Knowle puzzled over this, trying to make the pieces form a
coherent picture, but he couldn't. It was too messy, the edges
too jagged. And yet it was just a little too noble, too decent
for him to completely dismiss as human trivia. He had the same
uneasy feeling he'd had with John Doggett in Beirut: a kind of
low understanding.

But even that wasn't the heart of it, because he had known
decent humans before. They weren't the most common breed of them,
but they were there. He'd known them in General Lauderton, in Mrs
Pendleton, in the people he'd served with in the Gulf and Beirut.
It was something deeper. Something to do with Mulder and Scully's
son, maybe. Or maybe about how he would be used. He knew, deep
down, that even if the child had died that day, he would never
have told his superiors of the existence of the other one. As far
as he was aware, they still didn't know, and they would never
learn of it from him.

He was not sentimental about human life. Never had been. Human
death was as inexorable as the rising and setting of the sun.
Soldiers knew it, accepted it, and Knowle understood that. They
were at peace with what they were, and with their ultimate fate,
just as Knowle was with his.

But that was adults. Soldiers. And he counted Fox Mulder, Alex
Krycek, and their ilk among those. Less formal soldiers, to be
sure, but soldiers just the same.

But a child. Even he and Shannon had not been involved in war
as children. Childhood was a time of formation, not a time for
war. Even to Knowle's sensibilities (which were undoubtedly
dulled by his upbringing), it was unacceptable. So was the taking
over of the humans - so much worse than simply killing them. It
was like skewering them on a stick and using electric shocks to
make them dance. Alive, but subject to the whims of another, all
choices gone. He knew it was wrong, the way he'd known
instinctively that Kurt hurting Samantha was wrong, all those
years before.

He was not devoid of human instinct, he supposed. Certainly, he
had human appetites. Sex. Warmth. Comfort. Love. He could exist
without them - maybe that was the difference - but he wanted
them. Hungered for them. Hungered for Shannon, every goddamn day.
Did it not follow that he knew other human instincts as well?

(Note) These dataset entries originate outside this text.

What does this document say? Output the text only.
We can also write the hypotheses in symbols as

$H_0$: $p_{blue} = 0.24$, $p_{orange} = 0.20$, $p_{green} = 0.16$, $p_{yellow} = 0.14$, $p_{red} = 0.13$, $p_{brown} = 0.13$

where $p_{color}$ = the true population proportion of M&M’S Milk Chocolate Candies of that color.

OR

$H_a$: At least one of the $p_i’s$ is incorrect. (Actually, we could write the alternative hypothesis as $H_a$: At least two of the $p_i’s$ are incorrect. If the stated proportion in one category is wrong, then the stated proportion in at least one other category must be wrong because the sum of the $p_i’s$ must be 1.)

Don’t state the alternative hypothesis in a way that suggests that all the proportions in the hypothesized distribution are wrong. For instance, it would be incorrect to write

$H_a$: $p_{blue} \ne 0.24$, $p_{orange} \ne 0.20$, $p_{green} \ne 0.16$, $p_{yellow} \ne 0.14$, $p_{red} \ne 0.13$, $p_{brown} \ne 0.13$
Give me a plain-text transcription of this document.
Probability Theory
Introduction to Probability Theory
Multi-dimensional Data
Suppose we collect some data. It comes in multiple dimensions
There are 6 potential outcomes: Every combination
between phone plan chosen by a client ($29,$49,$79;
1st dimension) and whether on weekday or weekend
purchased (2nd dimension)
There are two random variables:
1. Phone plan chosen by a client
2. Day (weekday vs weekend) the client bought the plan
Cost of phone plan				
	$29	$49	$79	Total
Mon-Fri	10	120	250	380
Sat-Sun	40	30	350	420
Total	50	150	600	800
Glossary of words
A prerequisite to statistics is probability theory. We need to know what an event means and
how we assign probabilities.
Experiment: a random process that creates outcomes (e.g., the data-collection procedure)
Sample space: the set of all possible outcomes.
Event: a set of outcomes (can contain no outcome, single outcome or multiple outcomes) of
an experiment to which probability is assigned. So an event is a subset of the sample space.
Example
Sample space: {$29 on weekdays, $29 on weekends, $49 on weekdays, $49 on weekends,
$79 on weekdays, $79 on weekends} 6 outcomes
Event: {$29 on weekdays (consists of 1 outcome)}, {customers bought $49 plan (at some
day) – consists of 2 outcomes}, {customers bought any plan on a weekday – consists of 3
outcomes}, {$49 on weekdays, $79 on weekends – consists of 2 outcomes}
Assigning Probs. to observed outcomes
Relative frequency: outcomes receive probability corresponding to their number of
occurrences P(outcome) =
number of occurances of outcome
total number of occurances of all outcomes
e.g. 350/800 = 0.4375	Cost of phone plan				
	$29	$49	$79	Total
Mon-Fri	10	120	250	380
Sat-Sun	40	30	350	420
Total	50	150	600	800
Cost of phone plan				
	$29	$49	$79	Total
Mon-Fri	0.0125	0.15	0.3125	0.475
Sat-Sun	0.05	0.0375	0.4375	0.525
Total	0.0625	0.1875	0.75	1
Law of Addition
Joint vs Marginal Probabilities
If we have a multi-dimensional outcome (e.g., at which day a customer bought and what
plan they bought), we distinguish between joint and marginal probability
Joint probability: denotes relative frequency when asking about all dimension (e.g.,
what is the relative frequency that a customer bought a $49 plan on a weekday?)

He abhorred waste, in all its forms. Wasted time, wasted
energy, wasted life. He abhorred senseless violence. Violence
with cause, with purpose, well, he could tolerate that. It didn't
disturb him. But the petty, purposeless violence humans inflicted
on one another every day - so needless. So reprehensible. He had
no horror of inflicting death, but he still honoured life where
he could.

It occurred to him, mulling it over, that he probably had more
respect for life than Shannon gave him credit for.

But what did that mean? He didn't even know who to ask.

He could ask Shannon. Certainly, she would understand the
things stirring in himself. And yet it seemed like ratifying
every bad thing she'd ever thought about him. He wasn't ready to
do that, because he didn't believe that. He'd had something to
offer her, and she threw it away.

"Do you remember what I told you? About following the bees?"
Lauderton asked him when he unburdened himself. He was eighty
now, and he still loved his petunias. They sat there planting
them in his garden while Knowle said what he needed to say.

"Yes, Sir."

"Don't yessir me, Knowle. I've known you since you were wiping
your snot on your sleeve, for Chrissake."

Knowle laughed, and hot on the heels of laughter came
nostalgia. He felt the unfamiliar taste of salt rising up in his
throat. He looked away, blinking, and wondered again - what the
hell was happening to him?

If Lauderton noticed, he didn't say so. He said in that
rumbling voice of his, "Tell me something. Where does the queen
get her authority?"

"She gives birth to the hive. She looks after them."

"Good," Lauderton said, as though they were back in the sunroom
at the Ark with their schoolbooks again. "And are these Purists -
are they looking after the hive? The ones who serve?"

He thought about it. Shook his head.

"They're eating them alive."

"There's your answer, boy," he said. Clapped his hand on his
shoulder. "Follow the bees. You won't go far wrong."

~x~

Shannon came to him three days later.

"We have a problem," she said, closing his front door behind
her. Wonder of wonders, she knocked first. He wondered if that
was a good sign, or a bad one.

"We?" he queried, making room for her on the couch beside him.

"Thanks," she said, dropping down at his side. She helped
herself to a piece of his pizza without asking. "The work that
created us, and has created others like us, continues."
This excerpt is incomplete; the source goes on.